Prosciutto pork with fennel and pears
2
Points®
Total time: 40 min • Prep: 10 min • Cook: 30 min • Serves: 4 • Difficulty: Easy
In this easy yet stylish dish, pork shares the plate with three favourite flavour partners - fennel, sage and pear.


Ingredients
Pork fillet or tenderloin, raw
480 g, (buy 2x 300g fillets), fat trimmed, halved
Fresh sage
15 g, (8 leaves)
Prosciutto fat trimmed
4 slice(s), fat trimmed
Fennel
2 small, cut into thin wedges
Red onion
2 medium, cut into thin wedges
Pear(s)
3 medium, peeled, quartered
Balsamic vinegar
2 tbs
Oil spray
1 x 3 second spray(s)
Olive oil
2 tsp
Baby spinach
3 cup(s), (90g)
Instructions
1
Preheat oven to 200ºC or 180ºC fan-forced.

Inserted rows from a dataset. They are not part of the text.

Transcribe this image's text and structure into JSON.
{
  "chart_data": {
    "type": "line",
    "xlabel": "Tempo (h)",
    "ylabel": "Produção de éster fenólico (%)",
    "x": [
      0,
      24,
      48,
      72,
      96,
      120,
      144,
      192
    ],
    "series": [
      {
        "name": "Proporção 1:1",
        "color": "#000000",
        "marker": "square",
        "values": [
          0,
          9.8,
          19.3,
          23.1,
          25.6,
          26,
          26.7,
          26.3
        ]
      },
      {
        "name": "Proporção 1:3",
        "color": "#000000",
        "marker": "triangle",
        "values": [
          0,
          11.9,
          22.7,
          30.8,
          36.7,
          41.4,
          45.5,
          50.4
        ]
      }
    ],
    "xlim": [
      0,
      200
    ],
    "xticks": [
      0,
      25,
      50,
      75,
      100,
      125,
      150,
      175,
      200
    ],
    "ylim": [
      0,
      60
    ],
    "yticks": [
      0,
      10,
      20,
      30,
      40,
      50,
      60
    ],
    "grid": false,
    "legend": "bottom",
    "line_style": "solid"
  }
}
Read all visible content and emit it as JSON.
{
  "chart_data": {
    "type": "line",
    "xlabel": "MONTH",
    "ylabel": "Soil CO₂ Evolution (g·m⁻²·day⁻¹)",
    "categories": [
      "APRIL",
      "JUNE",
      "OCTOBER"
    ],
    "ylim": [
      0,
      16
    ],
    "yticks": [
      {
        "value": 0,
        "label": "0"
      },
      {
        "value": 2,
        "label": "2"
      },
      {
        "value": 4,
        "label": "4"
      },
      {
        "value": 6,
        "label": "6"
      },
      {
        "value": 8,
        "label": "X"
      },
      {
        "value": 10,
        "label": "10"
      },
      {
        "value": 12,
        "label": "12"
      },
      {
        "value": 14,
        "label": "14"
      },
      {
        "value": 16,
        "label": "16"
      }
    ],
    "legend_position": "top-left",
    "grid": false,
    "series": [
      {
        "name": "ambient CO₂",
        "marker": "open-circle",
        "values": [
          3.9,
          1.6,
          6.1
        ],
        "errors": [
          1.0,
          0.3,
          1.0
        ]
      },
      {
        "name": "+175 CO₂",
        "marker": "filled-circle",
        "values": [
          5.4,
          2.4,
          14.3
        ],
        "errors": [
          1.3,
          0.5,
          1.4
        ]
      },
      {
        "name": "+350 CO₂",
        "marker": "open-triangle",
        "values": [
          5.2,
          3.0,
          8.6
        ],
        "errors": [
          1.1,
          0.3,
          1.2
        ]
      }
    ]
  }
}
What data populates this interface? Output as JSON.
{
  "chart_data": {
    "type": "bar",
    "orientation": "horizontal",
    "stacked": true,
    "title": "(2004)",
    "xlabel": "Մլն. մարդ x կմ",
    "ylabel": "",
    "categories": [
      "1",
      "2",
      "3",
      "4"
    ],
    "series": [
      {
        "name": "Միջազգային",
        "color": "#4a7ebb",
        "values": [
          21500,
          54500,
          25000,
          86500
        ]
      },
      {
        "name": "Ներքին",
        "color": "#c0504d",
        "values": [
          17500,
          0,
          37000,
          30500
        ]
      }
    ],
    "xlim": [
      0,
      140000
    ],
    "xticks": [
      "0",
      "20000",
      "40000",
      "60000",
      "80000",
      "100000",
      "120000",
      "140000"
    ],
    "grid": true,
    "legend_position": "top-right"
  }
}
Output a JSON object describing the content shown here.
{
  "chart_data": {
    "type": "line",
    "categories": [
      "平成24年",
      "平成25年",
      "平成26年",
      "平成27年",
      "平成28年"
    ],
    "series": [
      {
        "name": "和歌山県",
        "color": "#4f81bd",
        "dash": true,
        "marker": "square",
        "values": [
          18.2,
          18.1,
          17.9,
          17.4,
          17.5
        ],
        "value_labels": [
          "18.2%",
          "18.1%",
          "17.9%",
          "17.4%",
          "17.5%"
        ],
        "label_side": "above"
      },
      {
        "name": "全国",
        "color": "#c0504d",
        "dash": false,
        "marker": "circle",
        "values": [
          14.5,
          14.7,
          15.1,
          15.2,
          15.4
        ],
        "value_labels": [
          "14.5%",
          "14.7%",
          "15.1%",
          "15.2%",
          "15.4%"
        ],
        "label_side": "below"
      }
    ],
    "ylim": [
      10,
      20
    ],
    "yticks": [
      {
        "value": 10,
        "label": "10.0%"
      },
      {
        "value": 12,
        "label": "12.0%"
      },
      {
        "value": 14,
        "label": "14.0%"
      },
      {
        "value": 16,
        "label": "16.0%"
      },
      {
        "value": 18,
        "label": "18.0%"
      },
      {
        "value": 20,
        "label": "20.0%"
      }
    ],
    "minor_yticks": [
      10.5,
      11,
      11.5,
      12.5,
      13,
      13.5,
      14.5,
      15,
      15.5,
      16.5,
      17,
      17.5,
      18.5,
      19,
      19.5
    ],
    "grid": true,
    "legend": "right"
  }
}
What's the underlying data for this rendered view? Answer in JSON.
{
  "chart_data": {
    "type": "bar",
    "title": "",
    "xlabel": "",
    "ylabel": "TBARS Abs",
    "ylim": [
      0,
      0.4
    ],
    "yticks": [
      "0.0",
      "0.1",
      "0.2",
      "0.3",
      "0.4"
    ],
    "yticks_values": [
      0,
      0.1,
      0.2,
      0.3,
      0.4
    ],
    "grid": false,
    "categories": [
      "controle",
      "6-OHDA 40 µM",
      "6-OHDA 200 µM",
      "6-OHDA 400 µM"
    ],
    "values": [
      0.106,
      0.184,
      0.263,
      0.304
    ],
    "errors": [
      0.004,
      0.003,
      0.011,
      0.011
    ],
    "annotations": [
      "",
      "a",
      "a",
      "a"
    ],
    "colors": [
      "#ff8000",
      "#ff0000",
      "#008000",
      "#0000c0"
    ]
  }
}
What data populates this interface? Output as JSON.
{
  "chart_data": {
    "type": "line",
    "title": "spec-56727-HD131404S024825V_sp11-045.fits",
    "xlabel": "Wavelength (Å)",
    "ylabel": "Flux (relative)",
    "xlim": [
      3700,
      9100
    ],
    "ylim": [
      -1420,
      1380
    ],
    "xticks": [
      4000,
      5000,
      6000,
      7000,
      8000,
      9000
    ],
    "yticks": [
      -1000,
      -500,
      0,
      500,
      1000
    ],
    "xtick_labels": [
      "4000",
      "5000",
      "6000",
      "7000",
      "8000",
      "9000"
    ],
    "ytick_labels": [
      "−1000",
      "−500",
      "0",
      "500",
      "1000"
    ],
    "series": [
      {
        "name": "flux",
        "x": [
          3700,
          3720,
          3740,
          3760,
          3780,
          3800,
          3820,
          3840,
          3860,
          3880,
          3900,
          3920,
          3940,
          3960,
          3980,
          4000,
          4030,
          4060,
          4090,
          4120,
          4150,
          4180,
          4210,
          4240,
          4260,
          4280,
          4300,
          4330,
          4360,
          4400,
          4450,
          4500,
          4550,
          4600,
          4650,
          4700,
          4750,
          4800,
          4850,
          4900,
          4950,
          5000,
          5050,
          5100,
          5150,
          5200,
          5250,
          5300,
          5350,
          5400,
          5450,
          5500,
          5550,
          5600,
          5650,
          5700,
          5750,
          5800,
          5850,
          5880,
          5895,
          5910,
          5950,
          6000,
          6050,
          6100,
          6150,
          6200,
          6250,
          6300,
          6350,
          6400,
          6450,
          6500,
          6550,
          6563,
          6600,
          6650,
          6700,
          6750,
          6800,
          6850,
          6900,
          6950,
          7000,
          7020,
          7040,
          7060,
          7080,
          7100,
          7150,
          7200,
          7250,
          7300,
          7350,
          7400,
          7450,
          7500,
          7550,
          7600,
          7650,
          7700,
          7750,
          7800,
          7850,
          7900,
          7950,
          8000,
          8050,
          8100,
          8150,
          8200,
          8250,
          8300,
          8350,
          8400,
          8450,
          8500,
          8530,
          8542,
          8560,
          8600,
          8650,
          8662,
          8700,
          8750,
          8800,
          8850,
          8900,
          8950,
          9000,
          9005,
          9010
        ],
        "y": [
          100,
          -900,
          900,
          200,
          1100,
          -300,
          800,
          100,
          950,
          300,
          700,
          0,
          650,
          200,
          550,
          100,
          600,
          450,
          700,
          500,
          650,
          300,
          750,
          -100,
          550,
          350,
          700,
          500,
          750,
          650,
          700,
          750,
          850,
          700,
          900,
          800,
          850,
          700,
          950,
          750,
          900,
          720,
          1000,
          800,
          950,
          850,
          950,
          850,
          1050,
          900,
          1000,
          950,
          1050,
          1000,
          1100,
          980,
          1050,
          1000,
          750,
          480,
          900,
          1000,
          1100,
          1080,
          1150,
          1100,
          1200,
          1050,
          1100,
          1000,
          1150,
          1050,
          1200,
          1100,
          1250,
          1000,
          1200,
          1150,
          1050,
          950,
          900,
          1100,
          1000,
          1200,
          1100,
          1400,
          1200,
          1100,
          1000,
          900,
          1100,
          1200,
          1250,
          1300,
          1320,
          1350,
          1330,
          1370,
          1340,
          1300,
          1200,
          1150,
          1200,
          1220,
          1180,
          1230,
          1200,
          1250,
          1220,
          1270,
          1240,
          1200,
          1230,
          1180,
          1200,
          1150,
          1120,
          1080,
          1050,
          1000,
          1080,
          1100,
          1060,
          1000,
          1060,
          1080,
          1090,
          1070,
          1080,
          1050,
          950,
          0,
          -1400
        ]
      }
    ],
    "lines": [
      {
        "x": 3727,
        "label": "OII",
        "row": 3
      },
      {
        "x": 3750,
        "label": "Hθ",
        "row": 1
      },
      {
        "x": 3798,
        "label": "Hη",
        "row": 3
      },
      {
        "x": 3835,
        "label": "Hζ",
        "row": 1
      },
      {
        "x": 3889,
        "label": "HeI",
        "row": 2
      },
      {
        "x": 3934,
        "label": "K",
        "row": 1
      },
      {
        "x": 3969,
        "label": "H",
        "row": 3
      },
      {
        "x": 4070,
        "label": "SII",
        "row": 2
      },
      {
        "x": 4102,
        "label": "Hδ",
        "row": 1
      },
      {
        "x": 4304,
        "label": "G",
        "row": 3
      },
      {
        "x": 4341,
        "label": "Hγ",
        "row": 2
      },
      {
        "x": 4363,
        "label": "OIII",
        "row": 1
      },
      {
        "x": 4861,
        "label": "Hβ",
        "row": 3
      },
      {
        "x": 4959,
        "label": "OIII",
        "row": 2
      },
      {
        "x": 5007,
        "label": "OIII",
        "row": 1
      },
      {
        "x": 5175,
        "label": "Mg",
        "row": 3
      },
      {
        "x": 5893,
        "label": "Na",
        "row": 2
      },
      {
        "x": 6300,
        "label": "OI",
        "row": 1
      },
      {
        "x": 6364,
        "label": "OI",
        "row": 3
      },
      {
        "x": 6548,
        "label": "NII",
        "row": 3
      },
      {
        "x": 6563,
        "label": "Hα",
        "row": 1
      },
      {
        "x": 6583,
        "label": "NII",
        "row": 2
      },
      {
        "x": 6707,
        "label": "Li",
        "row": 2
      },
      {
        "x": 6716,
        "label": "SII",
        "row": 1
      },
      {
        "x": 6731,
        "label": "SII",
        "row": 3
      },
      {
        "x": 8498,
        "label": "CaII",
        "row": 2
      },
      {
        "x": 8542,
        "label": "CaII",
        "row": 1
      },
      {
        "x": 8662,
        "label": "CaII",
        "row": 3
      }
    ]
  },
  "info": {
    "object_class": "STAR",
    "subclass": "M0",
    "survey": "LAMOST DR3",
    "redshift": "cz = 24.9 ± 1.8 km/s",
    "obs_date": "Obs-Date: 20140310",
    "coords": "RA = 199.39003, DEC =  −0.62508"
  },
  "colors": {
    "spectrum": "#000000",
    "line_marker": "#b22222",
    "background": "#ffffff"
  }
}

Top each pork fillet with 2 sage leaves then wrap a piece of prosciutto around the centre of each pork fillet. Set aside.
2
Place the fennel, onion and pears on a large baking tray lined with baking paper. Lightly spray with oil and drizzle with 1 tablespoon of the vinegar. Bake for 30 minutes or until tender.
3
Meanwhile, spray a large non-stick frying pan over high heat. Add pork and cook, turning, for 1–2 minutes each side or until browned. Transfer to a baking tray. Bake for 10–12 minutes or until pork is just cooked through.
4
Whisk together the oil and remaining vinegar. Place the roasted fennel, onion and pears in a large bowl with the spinach and toss gently to combine. Divide salad among serving plates and drizzle with the balsamic dressing. Serve with prosciutto-wrapped pork.